Furthermore, the same ministries were given a huge supplementary budget. As this new budget, approximately ZW$1.22 trillion (auction rate of $1 USD: ZW$646,240 billion) will be distributed to government service providers, we expect the exchange rate to spiral out of control until the Zimbabwean dollar disappears. There is only one. .
If a ministry's resources are depleted, its activities will not proceed. Resources are misallocated and resources that are acquired are overused. There is overspending by those who earn more. The problem we have is that budgets are unstable, procurement systems are being abused, and budgets are being abused.
MC: So how does this destabilize the economy?
GM: We are still in a production drought situation. The second aspect is that funds are tied up in waste in the procurement system and flow into the black market, destabilizing the economy. The message to the government is very simple. Resources should be prioritized for production-oriented key ministries in NDS1. After you do that, you need to stick to your budget from a usage standpoint.
MC: Why do you think some other ministries are spending too much when they shouldn't?
GM: I think it's just a rent collection act. Checking with the Ministry of Finance and Economic Development, they have no legitimate reason to use the funds. When I talk to them, they tell me that this money is being used for emergencies, but right now they are using more than 75% and there are no emergencies.
Due to rent-seeking practices and corruption, they are refusing to release money to the Ministry of Industry, Commerce, Foreign Affairs and International Trade, which has been internationally shamed for not paying money on time. But they can afford to pay for a car. That's corruption.
MC: Are there any changes expected in the budget system in the future?
GM: No, unless they've been doing this for the past four years and it's well documented, but the Ministry of Finance and Economic Development has been a huge disappointment and things could get even worse come election campaign season. There is a gender. This will cause further distortion.
MC: What are your hopes for the next budget that can move the economy forward?
GM: The budget needs to understand what we are trying to address. Our challenge is production. There is also corruption.Corruption is when the Ministry of Finance and Economy does
Development has allocated significant funds and must play an oversight role, ensuring that these funds go to key ministries. Most importantly, we need to reduce our tax burden.

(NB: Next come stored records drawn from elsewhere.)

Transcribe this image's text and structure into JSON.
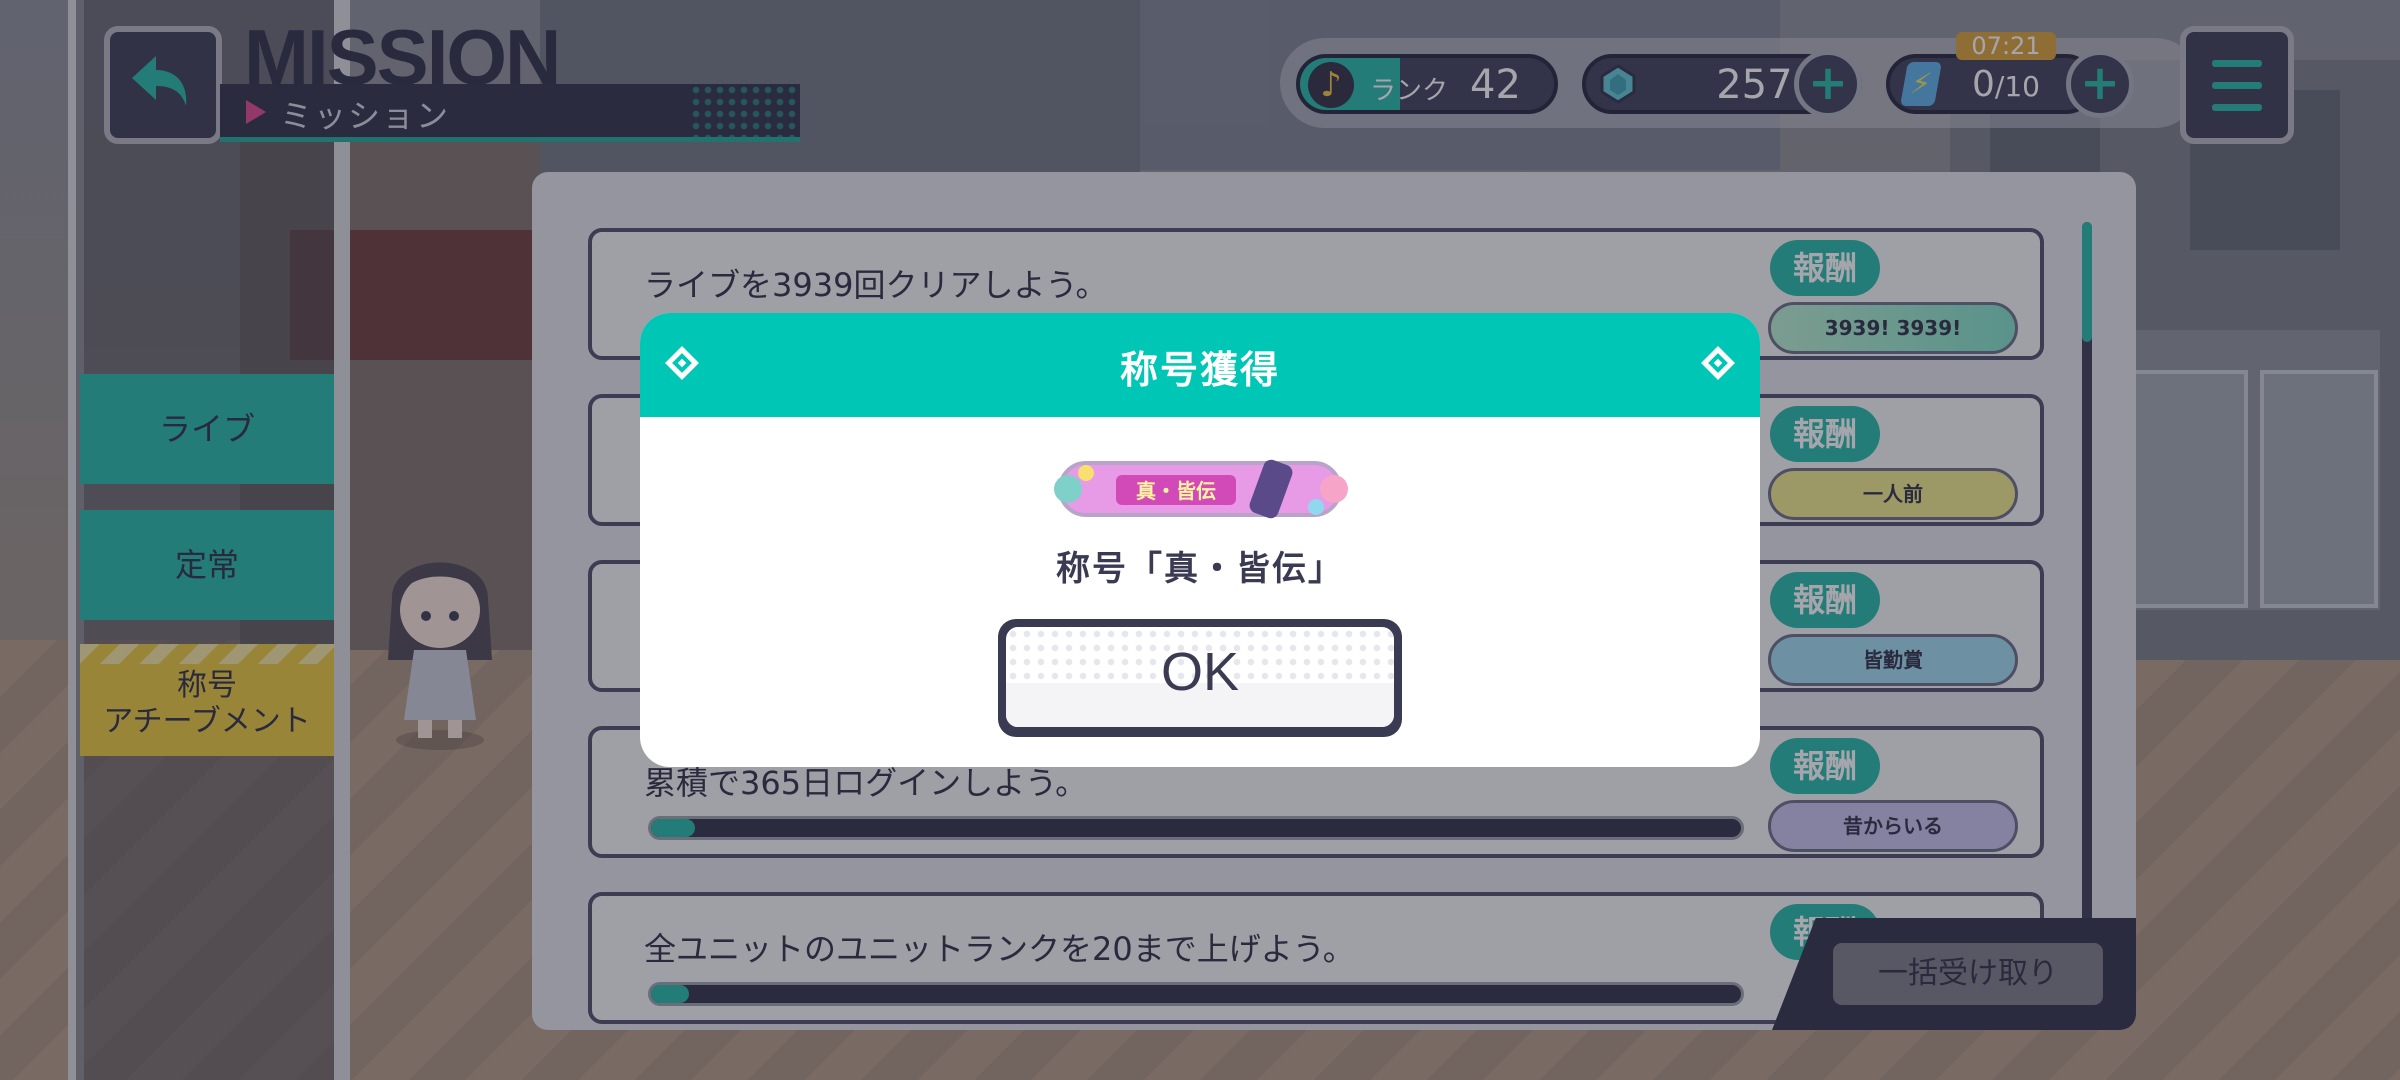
{
  "header": {
    "title": "MISSION",
    "subtitle": "ミッション"
  },
  "status": {
    "rank_label": "ランク",
    "rank_value": "42",
    "gems": "2570",
    "stamina_current": "0",
    "stamina_max": "/10",
    "timer": "07:21",
    "plus_label": "+"
  },
  "tabs": [
    {
      "label": "ライブ"
    },
    {
      "label": "定常"
    },
    {
      "label_line1": "称号",
      "label_line2": "アチーブメント"
    }
  ],
  "missions": [
    {
      "text": "ライブを3939回クリアしよう。",
      "reward_label": "報酬",
      "reward_item": "3939! 3939!",
      "progress": null
    },
    {
      "text": "",
      "reward_label": "報酬",
      "reward_item": "一人前",
      "progress": null
    },
    {
      "text": "",
      "reward_label": "報酬",
      "reward_item": "皆勤賞",
      "progress": null
    },
    {
      "text": "累積で365日ログインしよう。",
      "reward_label": "報酬",
      "reward_item": "昔からいる",
      "progress": 0.04
    },
    {
      "text": "全ユニットのユニットランクを20まで上げよう。",
      "reward_label": "報酬",
      "reward_item": "",
      "progress": 0.035
    }
  ],
  "collect_all": "一括受け取り",
  "dialog": {
    "title": "称号獲得",
    "badge_text": "真・皆伝",
    "title_name": "称号「真・皆伝」",
    "ok": "OK"
  },
  "colors": {
    "teal": "#00c6b5",
    "navy": "#3a3a52",
    "gold": "#e8c93a",
    "pink": "#e0458a"
  }
}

A 4 percent tax on transactions is just a threat. The purpose was to promote the use of the Zimbabwean dollar, but we lost that plan.
Therefore, the policy has become meaningless. Accumulated costs lead to inflation. If we want to fight inflation, we have to abolish the 4% tax, but we still need local currency.

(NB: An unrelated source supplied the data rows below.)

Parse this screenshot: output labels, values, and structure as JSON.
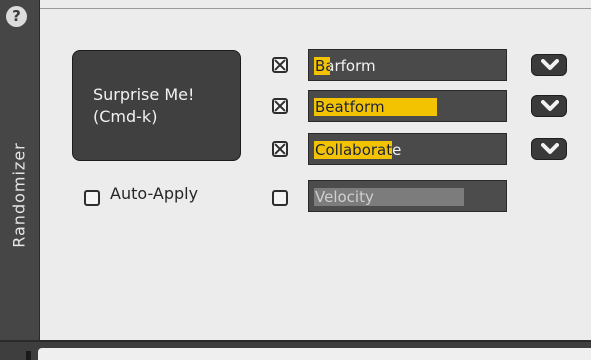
{
  "window": {
    "side_title": "Randomizer",
    "help_glyph": "?"
  },
  "surprise": {
    "line1": "Surprise Me!",
    "line2": "(Cmd-k)"
  },
  "auto_apply": {
    "label": "Auto-Apply",
    "checked": false
  },
  "rows": [
    {
      "label": "Barform",
      "checked": true,
      "level": 0.09,
      "has_dropdown": true
    },
    {
      "label": "Beatform",
      "checked": true,
      "level": 0.64,
      "has_dropdown": true
    },
    {
      "label": "Collaborate",
      "checked": true,
      "level": 0.41,
      "has_dropdown": true
    },
    {
      "label": "Velocity",
      "checked": false,
      "level": 0.78,
      "has_dropdown": false
    }
  ],
  "colors": {
    "accent": "#f3c200",
    "dark": "#404040"
  },
  "icons": {
    "help": "question-icon",
    "dropdown": "chevron-down-icon",
    "check": "x-check-icon"
  }
}
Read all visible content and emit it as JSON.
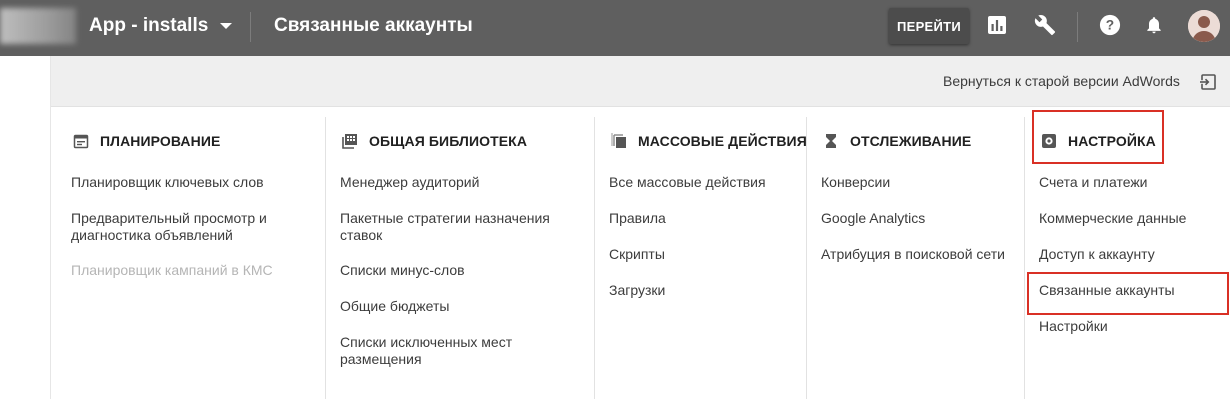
{
  "topbar": {
    "campaign": "App - installs",
    "title": "Связанные аккаунты",
    "go_label": "ПЕРЕЙТИ",
    "icons": [
      "reports-icon",
      "tools-icon",
      "help-icon",
      "notifications-icon",
      "avatar"
    ]
  },
  "strip": {
    "back_link": "Вернуться к старой версии AdWords"
  },
  "columns": [
    {
      "heading": "ПЛАНИРОВАНИЕ",
      "icon": "calendar-icon",
      "items": [
        "Планировщик ключевых слов",
        "Предварительный просмотр и диагностика объявлений",
        "Планировщик кампаний в КМС"
      ],
      "disabled_items": [
        "Планировщик кампаний в КМС"
      ]
    },
    {
      "heading": "ОБЩАЯ БИБЛИОТЕКА",
      "icon": "library-icon",
      "items": [
        "Менеджер аудиторий",
        "Пакетные стратегии назначения ставок",
        "Списки минус-слов",
        "Общие бюджеты",
        "Списки исключенных мест размещения"
      ]
    },
    {
      "heading": "МАССОВЫЕ ДЕЙСТВИЯ",
      "icon": "bulk-actions-icon",
      "items": [
        "Все массовые действия",
        "Правила",
        "Скрипты",
        "Загрузки"
      ]
    },
    {
      "heading": "ОТСЛЕЖИВАНИЕ",
      "icon": "hourglass-icon",
      "items": [
        "Конверсии",
        "Google Analytics",
        "Атрибуция в поисковой сети"
      ]
    },
    {
      "heading": "НАСТРОЙКА",
      "icon": "settings-icon",
      "items": [
        "Счета и платежи",
        "Коммерческие данные",
        "Доступ к аккаунту",
        "Связанные аккаунты",
        "Настройки"
      ]
    }
  ],
  "colors": {
    "topbar": "#5f5f5f",
    "strip": "#efefef",
    "highlight": "#d93025",
    "disabled_text": "#b5b5b5"
  }
}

The government still has an opportunity to bring the Zimbabwean dollar back from the dead. I know that the debate between the US dollar and the Zimbabwean dollar is a difficult one and can only be resolved if we choose the Zimbabwean dollar, but how can we get it back?
The government must decide in its budget that all taxes in the country will be denominated in Zimbabwean dollars and that the Finance Act, which requires citizens to pay taxes in the trade currency, will be repealed. All payments to the government must be made in Zimbabwean dollars.
What this does is create demand for the Zimbabwean dollar. This will force economic actors to maintain the Zimbabwean dollar as they realize it is an important currency in meeting government obligations.
If we don't, I'm sure we'll forget about the Zimbabwean dollar next year. This obviously means that if you want to get your hands on Zimbabwean dollars, you'll be exchanging them and throwing them away immediately, but you'll need it if you pay taxes or do government work, so it takes the pressure off. This is because it must be stored in order to on the black market.